To intervene in complex systems like ecologies, economies, societies and nations, it is necessary to first understand how the system is put together. Thus, the first chapter of the book maps the size, structure and growth of higher education in India, both in terms of enrolment and
institutions. In doing so, the book also examines trends about Indians enrolled overseas and international students in India. While analysing overall growth trends, the book notes the transition from elite to mass higher education and compares the enrolment pattern with countries
around the world, and discusses the emergence of new providers and new forms of delivery.

Issues of access and equity are central to higher education in most countries around the world, particularly in democratic societies. Chapter 2 examines these issues. The chapter also examines the impact of growth in private finance on access and equity.

Higher education in the private sector has grown fast over the past two decades. This has not only increased capacity and enhanced students’ choices, but also affected the dynamics of regulation. Its impact on financing arrangements has been very significant. With this in view, Chapter 3 has its focus on the growing and vibrant private sector in higher education, its growth and prospects.

Chapter 4 deals with the financing issues. It analyses the funding of higher education from both public and private resources. It also examines overall funding patterns and trends, issue of institutional funding and student financing (student aid and loans). Keeping the trends in
mind, it offers suggestions on sustainable funding arrangements, with a particular focus on student financial aid. There is an organic link between financing and management of higher education, and thus the chapter also discusses issues relating to institutional management in the context of new public management philosophy.

Chapter 5 analyses the role of higher education in the development of workforce, to meet the domestic as well as the global demand for qualified manpower. It specifically addresses the issue of transition from education to work and the disjunction between them, which calls for specific action and the problem of skill shortages. The chapter also provides a brief outline of the vocational education and training sector. The two complement each other in skill development, and therefore a holistic treatment of the subject makes it necessary to cover this sector as well.

Chapter 6 benchmarks Indian research performance globally and then evaluates the critical role of academic research in fostering innovation.
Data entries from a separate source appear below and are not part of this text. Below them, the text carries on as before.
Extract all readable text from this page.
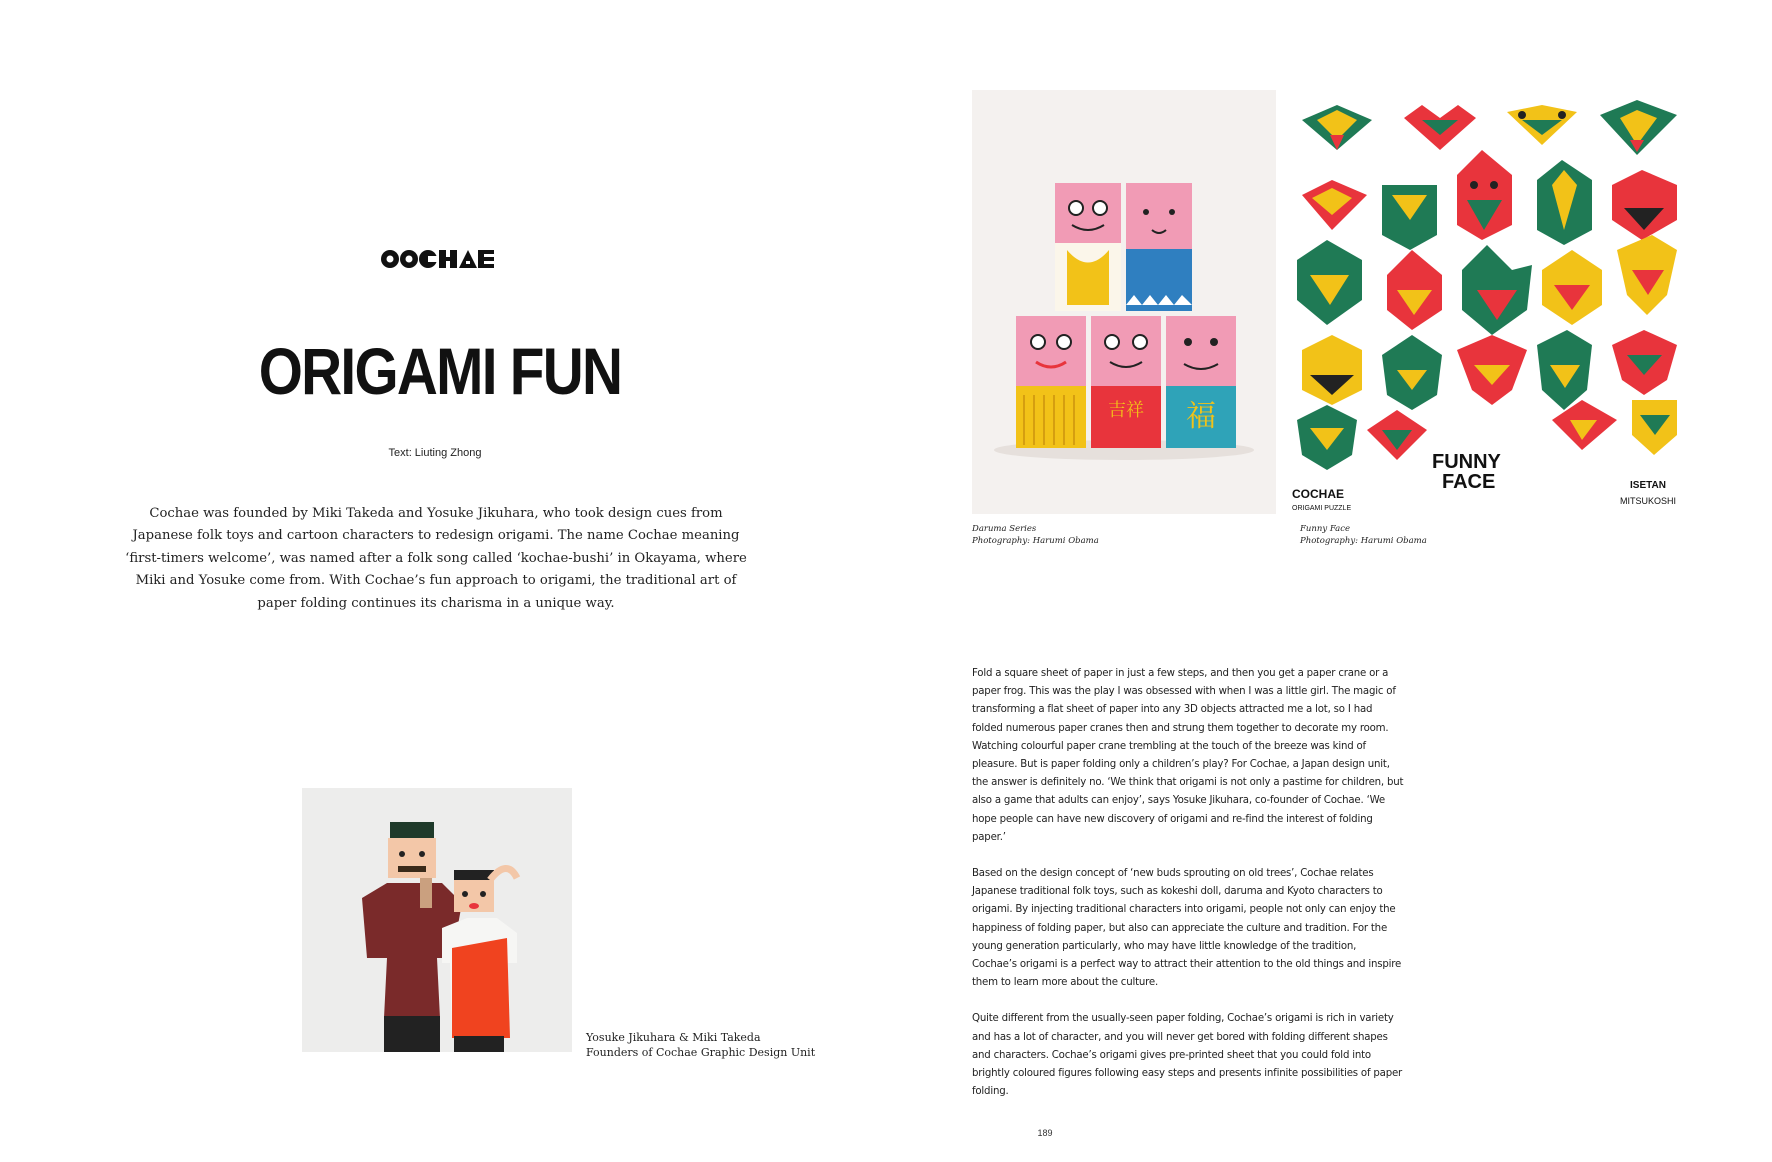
ORIGAMI FUN
Text: Liuting Zhong
Cochae was founded by Miki Takeda and Yosuke Jikuhara, who took design cues from Japanese folk toys and cartoon characters to redesign origami. The name Cochae meaning ‘first-timers welcome’, was named after a folk song called ‘kochae-bushi’ in Okayama, where Miki and Yosuke come from. With Cochae’s fun approach to origami, the traditional art of paper folding continues its charisma in a unique way.
吉祥 福
Daruma Series
Photography: Harumi Obama
FUNNY
FACE
COCHAE
ORIGAMI PUZZLE
ISETAN
MITSUKOSHI
Funny Face
Photography: Harumi Obama
Yosuke Jikuhara & Miki Takeda
Founders of Cochae Graphic Design Unit

Fold a square sheet of paper in just a few steps, and then you get a paper crane or a paper frog. This was the play I was obsessed with when I was a little girl. The magic of transforming a flat sheet of paper into any 3D objects attracted me a lot, so I had folded numerous paper cranes then and strung them together to decorate my room. Watching colourful paper crane trembling at the touch of the breeze was kind of pleasure. But is paper folding only a children’s play? For Cochae, a Japan design unit, the answer is definitely no. ‘We think that origami is not only a pastime for children, but also a game that adults can enjoy’, says Yosuke Jikuhara, co-founder of Cochae. ‘We hope people can have new discovery of origami and re-find the interest of folding paper.’

Based on the design concept of ‘new buds sprouting on old trees’, Cochae relates Japanese traditional folk toys, such as kokeshi doll, daruma and Kyoto characters to origami. By injecting traditional characters into origami, people not only can enjoy the happiness of folding paper, but also can appreciate the culture and tradition. For the young generation particularly, who may have little knowledge of the tradition, Cochae’s origami is a perfect way to attract their attention to the old things and inspire them to learn more about the culture.

Quite different from the usually-seen paper folding, Cochae’s origami is rich in variety and has a lot of character, and you will never get bored with folding different shapes and characters. Cochae’s origami gives pre-printed sheet that you could fold into brightly coloured figures following easy steps and presents infinite possibilities of paper folding.

189
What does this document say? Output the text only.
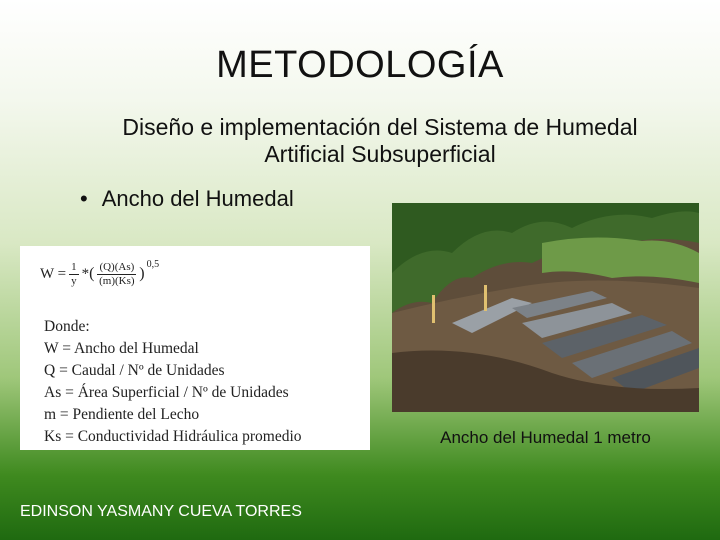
METODOLOGÍA
Diseño e implementación del Sistema de Humedal
Artificial Subsuperficial
• Ancho del Humedal
$W = \frac{1}{y}$ * ( $\frac{(Q)(As)}{(m)(Ks)}$ )
0,5
Donde:
W = Ancho del Humedal
Q = Caudal / Nº de Unidades
As = Área Superficial / Nº de Unidades
m = Pendiente del Lecho
Ks = Conductividad Hidráulica promedio	Ancho del Humedal 1 metro
EDINSON YASMANY CUEVA TORRES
On review of its weaknesses, the chapter suggests action on several fronts.

Chapter 7 discusses the regulatory environment for higher education as it exists in India today. It identifies specific areas of concern, taking into consideration the emerging market structure for higher education and the peculiar nature of competition in higher education. The chapter proposes a new regulatory environment to address minimum regulatory concerns, taking care of information failure and facilitating coordination.

Chapter 8 analyses the progress made on accreditation in India and points out that accreditation, as it exists today, serves little purpose. Specific suggestions for changes in accreditation system have been made.

Chapter 9 examines the conclusions reached in the context of changing socio-economic and political realities and growing optimism. It analyses three conceptual issues—purpose, diversity and competition, and examines the status and prospects of Indian higher education in terms of three key cross-cutting themes—access and expansion, equity and inclusion, and quality and excellence. Finally, this chapter looks at the changing nature of policy support and the imperatives for systemic governance in the changed scenario.

The focus on data in this book is deliberate, in order to sieve reality from myth. Perceptions, ideology, vested interests and policy debate have not been missed either. The evolution of economic purposes of higher education has been the single most important development in
the education sector in the 20th century, and it resulted in enormous expansion of higher education in countries around the world, including India. It shaped debates over equity and access, social and economic mobility, curriculum and courses, innovation and competitiveness. The emphasis in this book on the economic role of higher education reflects this contemporary reality, though civic, moral and intellectual purposes of higher education are important and will continue to be so.